Thursday, June 14, 2012

Should the BMI Be Adjusted for Microbiome Mass?

As attention to obesity in this country heats up, and let's bear in mind nearly 12 million citizens have been added to the rolls of the "obese" since the BMI or "body mass index" has been adopted (thereby assuring much more $$$$ for treatments, therapies etc. as imposed by medical practitioners) - one must wonder whether this measure is truly accurate.

Again, to remind readers, BMI is computed thus:

BMI = Wt (lbs.)/  [ht (in)]^2  x 703

The BMI categories which follow from this are designated:

• Underweight = <18.5
• Normal weight = 18.5–24.9

• Overweight = 25–29.9

• Obesity = BMI of 30 or greater

A BMI calculator that can do the computations quickly is at:
Now, in my case, given my current weight is 188 lbs. and my height is 5' 6", the calculator shows my BMI = 30.3 or just over the threshold for obese. But is this really an accurate representation? According to the initial findings of the Human MicroBiome Project (a sister to the Human Genome Project) a typical human carries about ten bacterial cells for every human cell.  These 'flora' ride along and are always working - whether to aid in digestion(say in the gut) or to fend off the bacterial bad nasties that are always striving to acquire control - such as clostridium difficilie or 'c. diff.' in the gut - which can occur if a person takes too strong an antibiotic and kills off too many of the beneficial bugs (that neutralize the c. diff.).
According to the $173 million project funded by the National Institutes of Health, we each have up to ten trillion bacteria on us and they are not merely passive 'passengers' along for the ride, but 'metabolically active'. We need to see them in the same light as any natural ecosystem, which means if it gets out of balance bad things can occur - whether c. diff. or irritable bowel syndrome, or psoriasis. We need these guys to keep the bad nasties in check, in other words.
But here's the deal: given the microbes make up anywhere from 1 to 3 percent of a human's body mass, with the higher percentages going to higher weights (e.g. 3 % is applicable to a person in the 188- 200 lb. wt. class) then that means a 200 lb. person can harbor as much as 6 lbs. of bacteria, according to Dr. Eric Greene, Director of NIH's Human Genome Research Institute.
Now, if this is so, then it means that the BMI surely has to be adjusted in order to isolate one's pure (human) body mass from the mass of the non-human organisms ( 'bacteria').
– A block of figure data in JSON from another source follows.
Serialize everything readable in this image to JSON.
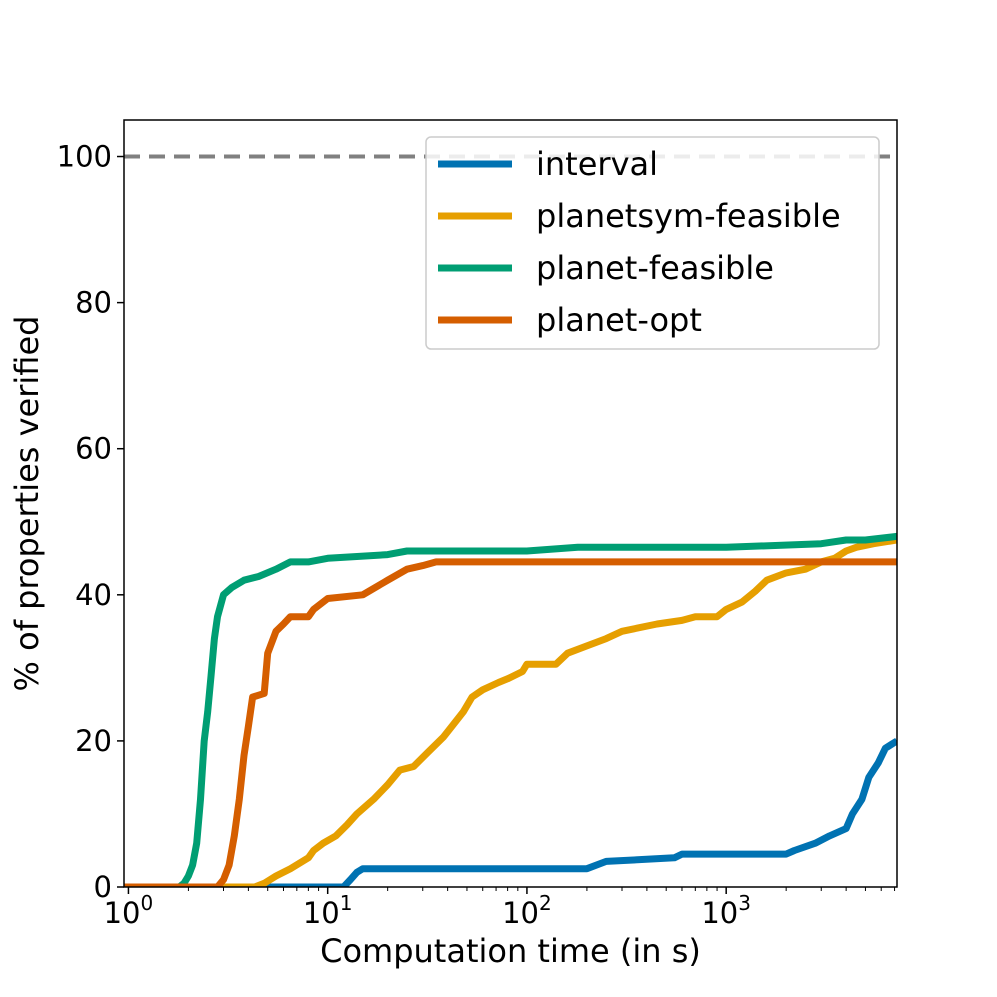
{
  "chart_data": {
    "type": "line",
    "xscale": "log",
    "xlabel": "Computation time (in s)",
    "ylabel": "% of properties verified",
    "xlim": [
      0.95,
      7200
    ],
    "ylim": [
      0,
      105
    ],
    "xticks": [
      {
        "value": 1,
        "base": "10",
        "exp": "0"
      },
      {
        "value": 10,
        "base": "10",
        "exp": "1"
      },
      {
        "value": 100,
        "base": "10",
        "exp": "2"
      },
      {
        "value": 1000,
        "base": "10",
        "exp": "3"
      }
    ],
    "yticks": [
      {
        "value": 0,
        "label": "0"
      },
      {
        "value": 20,
        "label": "20"
      },
      {
        "value": 40,
        "label": "40"
      },
      {
        "value": 60,
        "label": "60"
      },
      {
        "value": 80,
        "label": "80"
      },
      {
        "value": 100,
        "label": "100"
      }
    ],
    "reference_line": {
      "y": 100,
      "color": "#808080",
      "style": "dashed"
    },
    "legend": {
      "placement": "top-right"
    },
    "series": [
      {
        "name": "interval",
        "color": "#0072B2",
        "points": [
          [
            0.95,
            0
          ],
          [
            12,
            0
          ],
          [
            13,
            1
          ],
          [
            14,
            2
          ],
          [
            15,
            2.5
          ],
          [
            50,
            2.5
          ],
          [
            200,
            2.5
          ],
          [
            250,
            3.5
          ],
          [
            550,
            4
          ],
          [
            600,
            4.5
          ],
          [
            1000,
            4.5
          ],
          [
            2000,
            4.5
          ],
          [
            2200,
            5
          ],
          [
            2800,
            6
          ],
          [
            3300,
            7
          ],
          [
            4000,
            8
          ],
          [
            4300,
            10
          ],
          [
            4800,
            12
          ],
          [
            5200,
            15
          ],
          [
            5800,
            17
          ],
          [
            6300,
            19
          ],
          [
            7200,
            20
          ]
        ]
      },
      {
        "name": "planetsym-feasible",
        "color": "#E69F00",
        "points": [
          [
            0.95,
            0
          ],
          [
            4.3,
            0
          ],
          [
            4.8,
            0.5
          ],
          [
            5.5,
            1.5
          ],
          [
            6.5,
            2.5
          ],
          [
            8,
            4
          ],
          [
            8.5,
            5
          ],
          [
            9.5,
            6
          ],
          [
            11,
            7
          ],
          [
            12.5,
            8.5
          ],
          [
            14,
            10
          ],
          [
            17,
            12
          ],
          [
            20,
            14
          ],
          [
            23,
            16
          ],
          [
            27,
            16.5
          ],
          [
            32,
            18.5
          ],
          [
            38,
            20.5
          ],
          [
            42,
            22
          ],
          [
            48,
            24
          ],
          [
            53,
            26
          ],
          [
            60,
            27
          ],
          [
            72,
            28
          ],
          [
            80,
            28.5
          ],
          [
            95,
            29.5
          ],
          [
            100,
            30.5
          ],
          [
            140,
            30.5
          ],
          [
            160,
            32
          ],
          [
            200,
            33
          ],
          [
            250,
            34
          ],
          [
            300,
            35
          ],
          [
            450,
            36
          ],
          [
            600,
            36.5
          ],
          [
            700,
            37
          ],
          [
            900,
            37
          ],
          [
            1000,
            38
          ],
          [
            1200,
            39
          ],
          [
            1400,
            40.5
          ],
          [
            1600,
            42
          ],
          [
            2000,
            43
          ],
          [
            2500,
            43.5
          ],
          [
            3000,
            44.5
          ],
          [
            3500,
            45
          ],
          [
            4000,
            46
          ],
          [
            4500,
            46.5
          ],
          [
            5500,
            47
          ],
          [
            7200,
            47.5
          ]
        ]
      },
      {
        "name": "planet-feasible",
        "color": "#009E73",
        "points": [
          [
            0.95,
            0
          ],
          [
            1.8,
            0
          ],
          [
            1.9,
            0.5
          ],
          [
            2,
            1.5
          ],
          [
            2.1,
            3
          ],
          [
            2.2,
            6
          ],
          [
            2.3,
            12
          ],
          [
            2.4,
            20
          ],
          [
            2.5,
            24
          ],
          [
            2.6,
            29
          ],
          [
            2.7,
            34
          ],
          [
            2.8,
            37
          ],
          [
            3,
            40
          ],
          [
            3.3,
            41
          ],
          [
            3.8,
            42
          ],
          [
            4.5,
            42.5
          ],
          [
            5.5,
            43.5
          ],
          [
            6.5,
            44.5
          ],
          [
            8,
            44.5
          ],
          [
            10,
            45
          ],
          [
            20,
            45.5
          ],
          [
            25,
            46
          ],
          [
            100,
            46
          ],
          [
            180,
            46.5
          ],
          [
            500,
            46.5
          ],
          [
            1000,
            46.5
          ],
          [
            3000,
            47
          ],
          [
            4000,
            47.5
          ],
          [
            5000,
            47.5
          ],
          [
            7200,
            48
          ]
        ]
      },
      {
        "name": "planet-opt",
        "color": "#D55E00",
        "points": [
          [
            0.95,
            0
          ],
          [
            2.8,
            0
          ],
          [
            3,
            1
          ],
          [
            3.2,
            3
          ],
          [
            3.4,
            7
          ],
          [
            3.6,
            12
          ],
          [
            3.8,
            18
          ],
          [
            4,
            22
          ],
          [
            4.2,
            26
          ],
          [
            4.8,
            26.5
          ],
          [
            5,
            32
          ],
          [
            5.5,
            35
          ],
          [
            6,
            36
          ],
          [
            6.5,
            37
          ],
          [
            8,
            37
          ],
          [
            8.5,
            38
          ],
          [
            10,
            39.5
          ],
          [
            15,
            40
          ],
          [
            20,
            42
          ],
          [
            25,
            43.5
          ],
          [
            30,
            44
          ],
          [
            35,
            44.5
          ],
          [
            1000,
            44.5
          ],
          [
            7200,
            44.5
          ]
        ]
      }
    ]
  }
}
Thus, in my case, if I am carrying about 6 lbs. of these denizens then one would need to correct via subtraction:
e.g. Wt.' = Wt. - 6 lbs. = 188 lbs. - 6 lbs. = 182 lbs.
And re-calculating the BMI once more (minus the extras) yields:
BMI =  Wt'  (lbs.)/ [ht (in)] ^2 x 703  =  182 lbs./ (66 in.)^2 x 703
or from the calculator:
BMI = 29.4
In other words, I instantly transfer from the "obese" category to the simply "overweight. What a difference that such an adjustment can make in the right circumstances!
Will the health-medical complex and cognoscenti accept this correction? Likely as not they won't. They will simply argue that the BMI "already accommodates" the bacterial colonies since every human has them- so no need for special adjustment. However, I will stand by my adjusted version! Reason: If the mass of the bacterial bugs constitutes an additional contribution that doesn't specifically belong to me, why include them? Especially if it means the difference between being merely "overweight" and "obese"?